This is the time of year when birds come out and really spread their wings, but since a disastrous day just before spring’s arrival four years ago, Japan’s Fukushima province has not been friendly to the feathered. And as several recent papers from University of South Carolina biologist Tim Mousseau and colleagues show, the avian situation there is just getting worse.
Since a few months after the March 11, 2011, earthquake, tsunami and subsequent nuclear catastrophe at Japan’s Fukushima-Daiichi nuclear power plant, Mousseau and several co-workers have undertaken a series of bird censuses in contaminated areas. They recently published a paper in the Journal of Ornithology showing results from the first three years of the effort for 57 bird species.
Many populations were found to have diminished in number as a result of the accident, with several species suffering dramatic declines. One hard-hit species was the barn swallow,Hirundo rustica, which suffered large population losses in a dose-dependent manner according to individually measured levels of radiation exposure.
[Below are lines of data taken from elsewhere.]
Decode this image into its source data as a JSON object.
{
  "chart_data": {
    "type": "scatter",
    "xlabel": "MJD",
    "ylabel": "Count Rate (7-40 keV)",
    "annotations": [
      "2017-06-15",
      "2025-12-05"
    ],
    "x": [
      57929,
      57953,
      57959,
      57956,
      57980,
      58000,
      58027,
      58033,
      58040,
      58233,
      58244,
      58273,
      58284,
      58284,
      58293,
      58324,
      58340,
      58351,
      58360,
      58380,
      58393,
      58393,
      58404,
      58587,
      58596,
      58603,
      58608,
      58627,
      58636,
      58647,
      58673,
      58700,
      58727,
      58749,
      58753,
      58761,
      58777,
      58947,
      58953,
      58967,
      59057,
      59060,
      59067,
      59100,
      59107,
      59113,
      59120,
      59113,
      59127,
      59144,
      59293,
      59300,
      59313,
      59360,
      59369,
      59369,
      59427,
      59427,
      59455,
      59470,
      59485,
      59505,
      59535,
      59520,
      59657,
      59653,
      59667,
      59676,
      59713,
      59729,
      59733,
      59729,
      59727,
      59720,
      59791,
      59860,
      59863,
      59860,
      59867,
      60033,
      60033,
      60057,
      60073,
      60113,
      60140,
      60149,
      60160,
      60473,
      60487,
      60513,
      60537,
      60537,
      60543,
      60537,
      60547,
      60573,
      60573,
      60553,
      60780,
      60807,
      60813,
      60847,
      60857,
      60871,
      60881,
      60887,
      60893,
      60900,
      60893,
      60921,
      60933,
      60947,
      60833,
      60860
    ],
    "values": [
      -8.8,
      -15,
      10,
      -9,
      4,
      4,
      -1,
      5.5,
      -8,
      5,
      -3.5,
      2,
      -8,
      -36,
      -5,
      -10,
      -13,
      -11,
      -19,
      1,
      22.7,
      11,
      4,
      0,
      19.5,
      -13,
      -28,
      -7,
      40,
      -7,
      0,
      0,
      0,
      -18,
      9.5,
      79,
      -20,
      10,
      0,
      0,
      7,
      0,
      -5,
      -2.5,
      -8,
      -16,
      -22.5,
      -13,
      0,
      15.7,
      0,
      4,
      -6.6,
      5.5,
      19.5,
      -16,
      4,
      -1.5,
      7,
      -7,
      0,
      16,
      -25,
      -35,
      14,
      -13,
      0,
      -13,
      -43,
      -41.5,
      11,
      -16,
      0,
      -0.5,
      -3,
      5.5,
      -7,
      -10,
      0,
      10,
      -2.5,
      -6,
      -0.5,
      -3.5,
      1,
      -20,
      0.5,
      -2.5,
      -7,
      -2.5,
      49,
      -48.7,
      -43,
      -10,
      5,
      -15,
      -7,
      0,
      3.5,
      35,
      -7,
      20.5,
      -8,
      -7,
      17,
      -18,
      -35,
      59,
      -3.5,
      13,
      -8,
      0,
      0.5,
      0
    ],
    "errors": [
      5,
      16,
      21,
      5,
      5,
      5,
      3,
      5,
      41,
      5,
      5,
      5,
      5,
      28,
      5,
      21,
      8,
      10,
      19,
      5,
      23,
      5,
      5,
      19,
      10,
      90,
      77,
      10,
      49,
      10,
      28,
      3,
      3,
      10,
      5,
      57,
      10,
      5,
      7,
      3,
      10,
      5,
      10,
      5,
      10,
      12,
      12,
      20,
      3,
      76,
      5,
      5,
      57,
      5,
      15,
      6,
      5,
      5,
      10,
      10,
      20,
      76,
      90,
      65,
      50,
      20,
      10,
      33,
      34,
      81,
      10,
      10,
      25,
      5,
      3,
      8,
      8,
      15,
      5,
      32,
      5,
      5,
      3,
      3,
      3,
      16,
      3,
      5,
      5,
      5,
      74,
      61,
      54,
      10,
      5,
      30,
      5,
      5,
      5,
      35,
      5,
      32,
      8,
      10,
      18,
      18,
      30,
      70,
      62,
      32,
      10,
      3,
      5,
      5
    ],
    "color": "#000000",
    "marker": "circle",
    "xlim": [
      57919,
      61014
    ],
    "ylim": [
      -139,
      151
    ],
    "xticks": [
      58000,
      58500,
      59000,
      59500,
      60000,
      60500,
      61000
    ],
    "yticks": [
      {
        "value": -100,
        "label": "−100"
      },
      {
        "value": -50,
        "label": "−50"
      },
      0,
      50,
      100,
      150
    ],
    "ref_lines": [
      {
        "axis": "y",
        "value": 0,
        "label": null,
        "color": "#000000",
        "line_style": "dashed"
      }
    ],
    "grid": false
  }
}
The researchers looked more closely with the barn swallow, trying to isolate the mechanism causing the population decrease with their first two years of data. But as Mousseau, his postdoctoral associate Andrea Bonisoli-Alquati and colleagues reported in a separate recently published study in the journal Scientific Reports, their tests of peripheral erythrocytes in individual barn swallow nestlings failed to show genetic damage as a result of direct-dose radiation effects. Nevertheless, the more detailed study showed a dose-response decrease in both numbers and fraction of juveniles.